SBS 301 Cultural Diversity/Prof. Koptiuch         Fall 2008        Personal Memory Ethnographies

Ewa K Freindl

You can hear it in my accent when I talk

                    The view from window of airplanes landing, sound of some happy music playing from the speakers, hundreds of busy people walking by, babies crying loud, people laughing, smell of hot coffee, feeling of fear and excitement. It was cold, it was loud and it was just strange to sit at the JFK in New York by myself.  I could hear my MP3 player and how the battery was slowly dying after 12 hour flight; Sting was singing about Englishman in New York, and here I come, Polish girl unsure what is going to happen next, in New York. 

                        I came to the U.S. a week before the September 11, 2001, when America, as one of the most powerful countries in the world, defined as freedom to every other nation; just seven days later and the whole world turned upside down when the attack happened in New York by terrorists, and the word “freedom” became questionable to every human being.
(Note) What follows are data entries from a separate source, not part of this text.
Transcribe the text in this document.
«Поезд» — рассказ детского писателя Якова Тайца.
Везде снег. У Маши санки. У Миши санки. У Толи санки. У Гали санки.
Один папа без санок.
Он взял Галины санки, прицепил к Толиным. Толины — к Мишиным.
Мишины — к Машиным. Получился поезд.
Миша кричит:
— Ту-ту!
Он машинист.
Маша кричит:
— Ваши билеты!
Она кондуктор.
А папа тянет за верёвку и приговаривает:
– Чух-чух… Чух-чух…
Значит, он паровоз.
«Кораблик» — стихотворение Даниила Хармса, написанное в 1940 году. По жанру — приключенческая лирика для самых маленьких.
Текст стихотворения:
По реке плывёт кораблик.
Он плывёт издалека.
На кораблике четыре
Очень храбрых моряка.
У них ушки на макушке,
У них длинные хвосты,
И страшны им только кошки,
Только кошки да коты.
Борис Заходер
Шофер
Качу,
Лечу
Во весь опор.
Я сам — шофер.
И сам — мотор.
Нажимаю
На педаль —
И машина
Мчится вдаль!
At the time I still was not able to pronounce specific words in English, a language that was as new to me as the whole country itself; I remember the feeling of frustration and anger when I was trying to make simple conversation with someone who could not understand a single word I was saying. The only languages I knew were Polish, German and Dutch – neither of them helpful at that very moment.
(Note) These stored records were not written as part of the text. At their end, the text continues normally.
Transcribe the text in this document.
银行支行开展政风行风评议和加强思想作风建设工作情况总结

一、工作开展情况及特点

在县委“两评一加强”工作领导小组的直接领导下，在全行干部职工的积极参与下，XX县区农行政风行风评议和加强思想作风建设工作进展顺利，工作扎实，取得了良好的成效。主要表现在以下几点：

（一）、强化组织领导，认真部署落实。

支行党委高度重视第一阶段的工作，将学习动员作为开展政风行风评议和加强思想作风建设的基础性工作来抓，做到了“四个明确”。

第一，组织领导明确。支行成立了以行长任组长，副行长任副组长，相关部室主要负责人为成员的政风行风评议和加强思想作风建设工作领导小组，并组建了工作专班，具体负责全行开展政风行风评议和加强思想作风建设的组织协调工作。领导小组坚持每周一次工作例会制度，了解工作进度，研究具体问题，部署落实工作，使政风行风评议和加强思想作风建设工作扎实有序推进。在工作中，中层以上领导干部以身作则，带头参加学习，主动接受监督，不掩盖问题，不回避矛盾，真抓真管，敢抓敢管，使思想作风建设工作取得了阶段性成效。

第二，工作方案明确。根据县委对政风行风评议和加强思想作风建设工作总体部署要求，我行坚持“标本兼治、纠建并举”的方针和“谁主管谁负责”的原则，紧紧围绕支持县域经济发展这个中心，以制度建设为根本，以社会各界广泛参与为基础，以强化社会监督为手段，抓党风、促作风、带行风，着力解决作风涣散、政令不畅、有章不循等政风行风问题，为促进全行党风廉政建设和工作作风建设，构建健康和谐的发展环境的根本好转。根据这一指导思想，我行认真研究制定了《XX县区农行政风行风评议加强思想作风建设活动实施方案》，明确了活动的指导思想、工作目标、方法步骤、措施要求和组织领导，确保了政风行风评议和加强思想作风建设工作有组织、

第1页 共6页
                      The view of airplanes landing on the bright blue sky is very important to me because it reminds me of that day at the JFK in New York when I arrived to the USA with one way ticket, one baggage and tiny little Polish-English dictionary in my hand; the feelings I can describe are both fear – because I did not know what to expect and excitement at the same time – because I knew this will be the new chapter in my life. I remember clearly the smell of Starbucks coffee when I was passing by people on my way to grab a cab; the smell teased me at that moment and I wanted a sip of it so much but I was too afraid to go and buy it, since I was so lost at that place and I wanted to find my way out.  Airports will always be very special to me since I spent a good amount of my life traveling from place to place, but that specific airport at the JFK will always bring all the memories to me.
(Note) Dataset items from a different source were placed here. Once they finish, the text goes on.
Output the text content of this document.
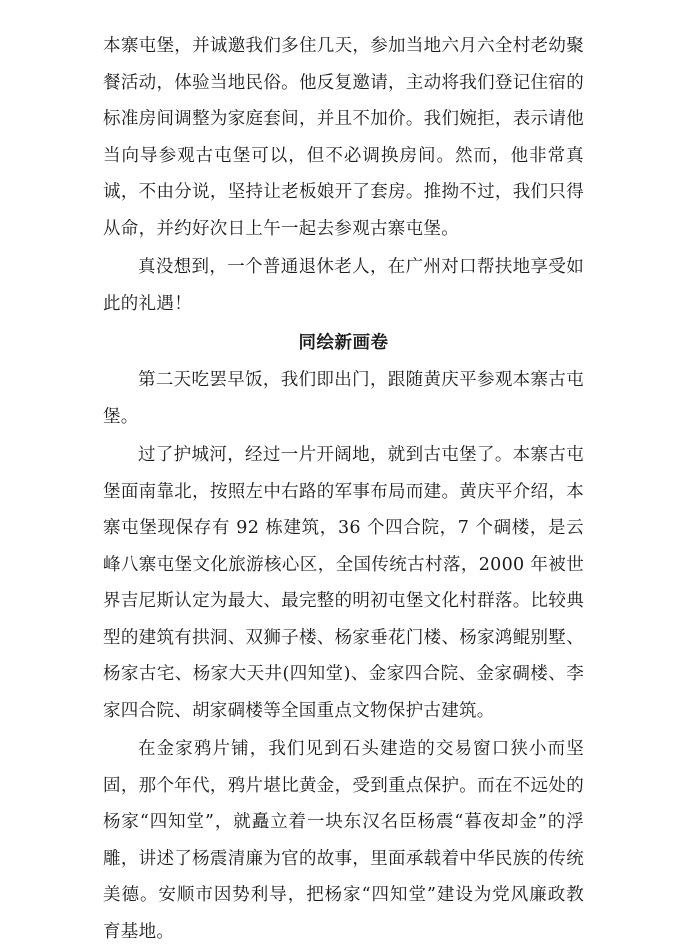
本寨屯堡，并诚邀我们多住几天，参加当地六月六全村老幼聚餐活动，体验当地民俗。他反复邀请，主动将我们登记住宿的标准房间调整为家庭套间，并且不加价。我们婉拒，表示请他当向导参观古屯堡可以，但不必调换房间。然而，他非常真诚，不由分说，坚持让老板娘开了套房。推拗不过，我们只得从命，并约好次日上午一起去参观古寨屯堡。

真没想到，一个普通退休老人，在广州对口帮扶地享受如此的礼遇！

同绘新画卷

第二天吃罢早饭，我们即出门，跟随黄庆平参观本寨古屯堡。

过了护城河，经过一片开阔地，就到古屯堡了。本寨古屯堡面南靠北，按照左中右路的军事布局而建。黄庆平介绍，本寨屯堡现保存有 92 栋建筑，36 个四合院，7 个碉楼，是云峰八寨屯堡文化旅游核心区，全国传统古村落，2000 年被世界吉尼斯认定为最大、最完整的明初屯堡文化村群落。比较典型的建筑有拱洞、双狮子楼、杨家垂花门楼、杨家鸿鲲别墅、杨家古宅、杨家大天井(四知堂)、金家四合院、金家碉楼、李家四合院、胡家碉楼等全国重点文物保护古建筑。

在金家鸦片铺，我们见到石头建造的交易窗口狭小而坚固，那个年代，鸦片堪比黄金，受到重点保护。而在不远处的杨家“四知堂”，就矗立着一块东汉名臣杨震“暮夜却金”的浮雕，讲述了杨震清廉为官的故事，里面承载着中华民族的传统美德。安顺市因势利导，把杨家“四知堂”建设为党风廉政教育基地。
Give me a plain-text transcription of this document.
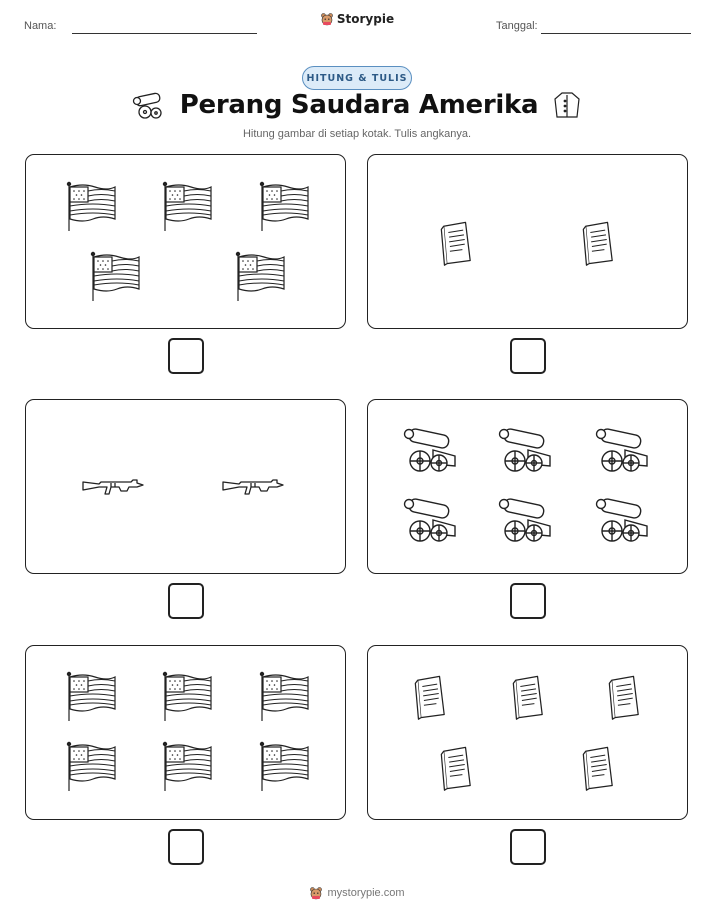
Nama:	Storypie	Tanggal:
HITUNG & TULIS
Perang Saudara Amerika
Hitung gambar di setiap kotak. Tulis angkanya.
mystorypie.com
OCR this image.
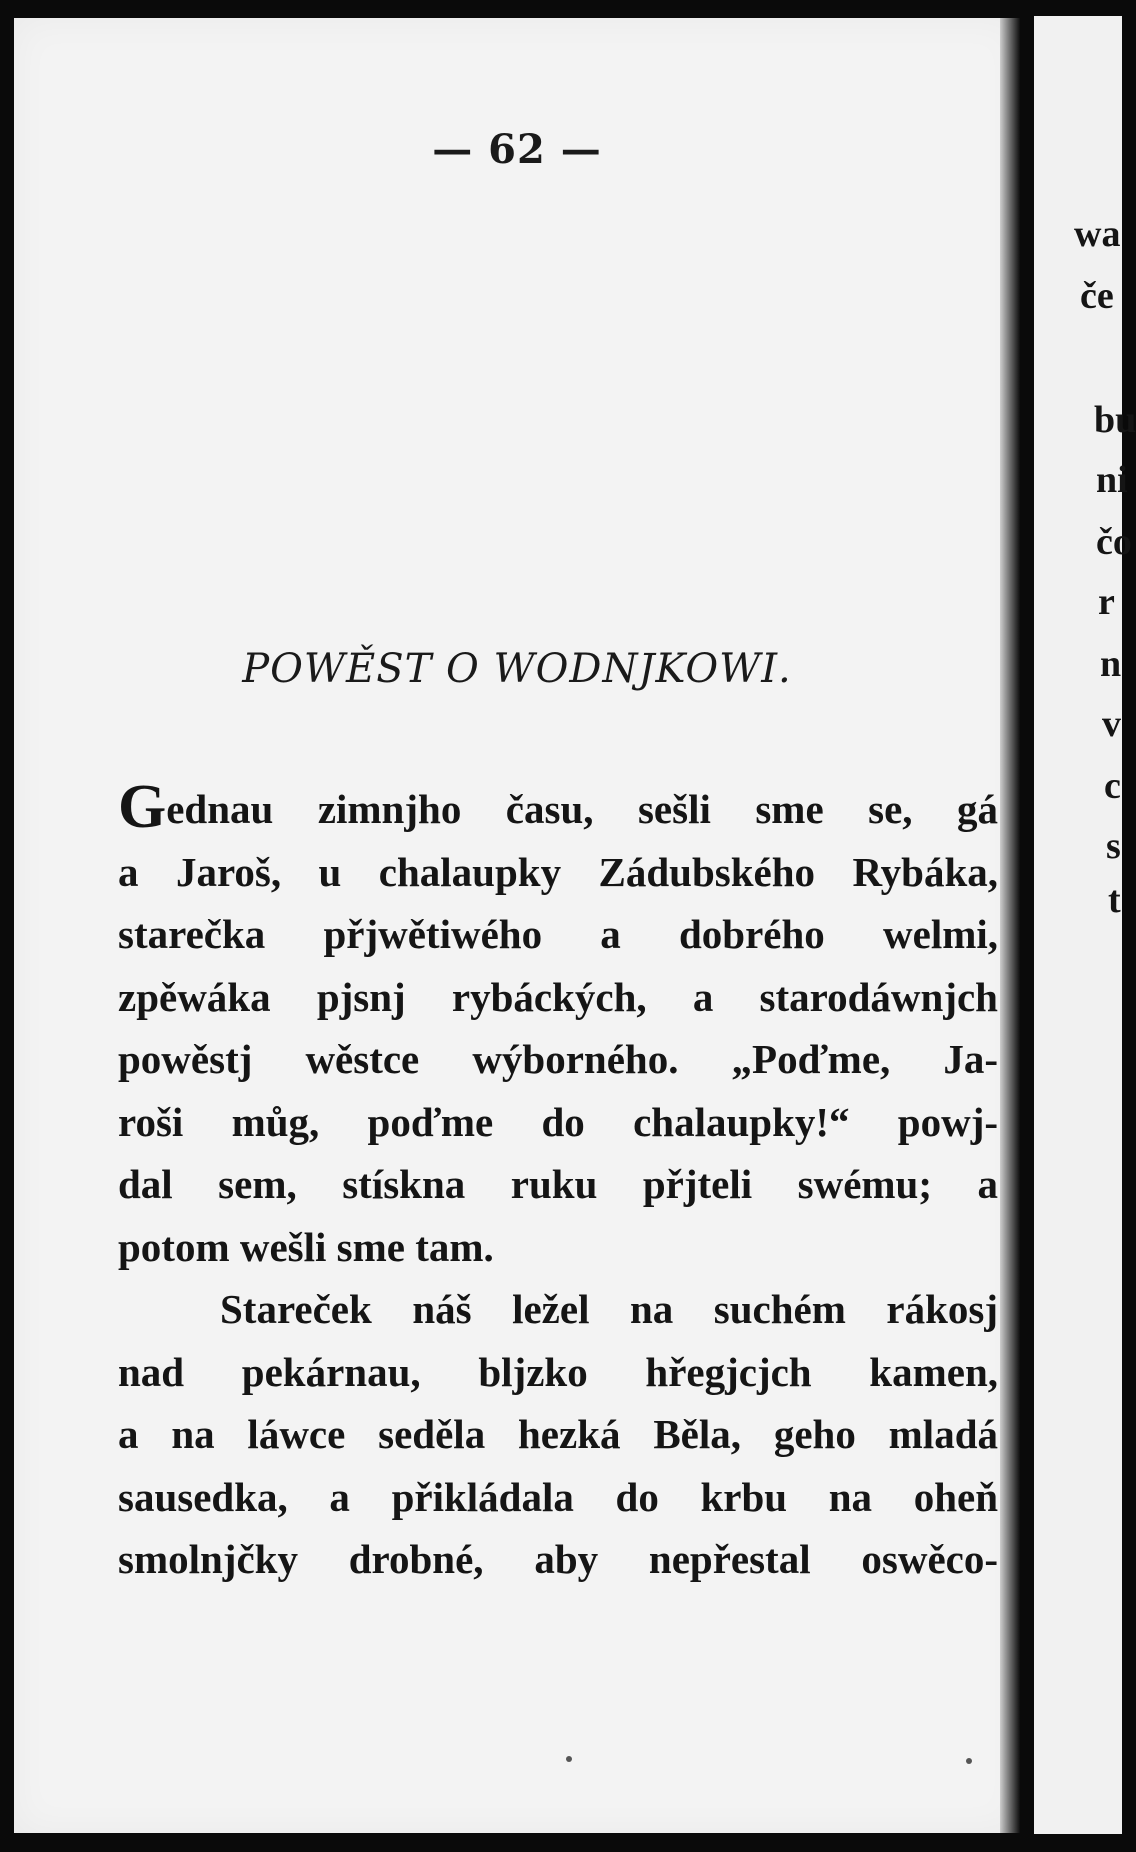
— 62 —
POWĚST O WODNJKOWI.

Gednau zimnjho času, sešli sme se, gá
a Jaroš, u chalaupky Zádubského Rybáka,
starečka přjwětiwého a dobrého welmi,
zpěwáka pjsnj rybáckých, a starodáwnjch
powěstj wěstce wýborného. „Poďme, Ja-
roši můg, poďme do chalaupky!“ powj-
dal sem, stískna ruku přjteli swému; a
potom wešli sme tam.

Stareček náš ležel na suchém rákosj
nad pekárnau, bljzko hřegjcjch kamen,
a na láwce seděla hezká Běla, geho mladá
sausedka, a přikládala do krbu na oheň
smolnjčky drobné, aby nepřestal oswěco-

wa
če
bu
ni
čo
r
n
v
c
s
t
                     Ever since I remember, I have always been interested in discovering different cultures and religions; learning about human ethnicity was fascinating to me, because I believe that everybody has some unique story to tell. Coming to the U.S. meant another lesson about the people and the way they live and deal with their background. America was just a perfect place to be.  While in Europe ethnicity is segregated by country and region, here in the United States people are mixed up together, sharing one country. I could learn more about different traditions and religions here in the U.S. than in Europe or Africa, because here even if far away from their home countries, people still seem to keep their traditions, beliefs or cultures alive. This is very impressive to me. What I have learned from September 11 is the fact that in tragic situations people are able to comfort themselves. Cultural background and ethnicity is no longer as important when tragedy happens because people do not notice their skin color, their roots and their different opinions about things such as political views; they are all the same at that moment and they see themselves as brothers and sisters

                     Seven years later I go back to New York with a smile on my face; I consider myself as a completely different person now, than I was years ago. Moving to the U.S. was the biggest change in my life and the biggest experience so far. After I graduate in May I am planning on joining the U.S. Air Force in order to continue my life journey, but I will always remember the day when I arrived to John Kennedy International Airport and I did not know where to go, who to ask and how to talk to people in my new “home”. Now I understand Americans better than ever before and smile to hundreds of immigrants I meet every single day….as one of them, I sing with Sting “be yourself, no matter what they say”.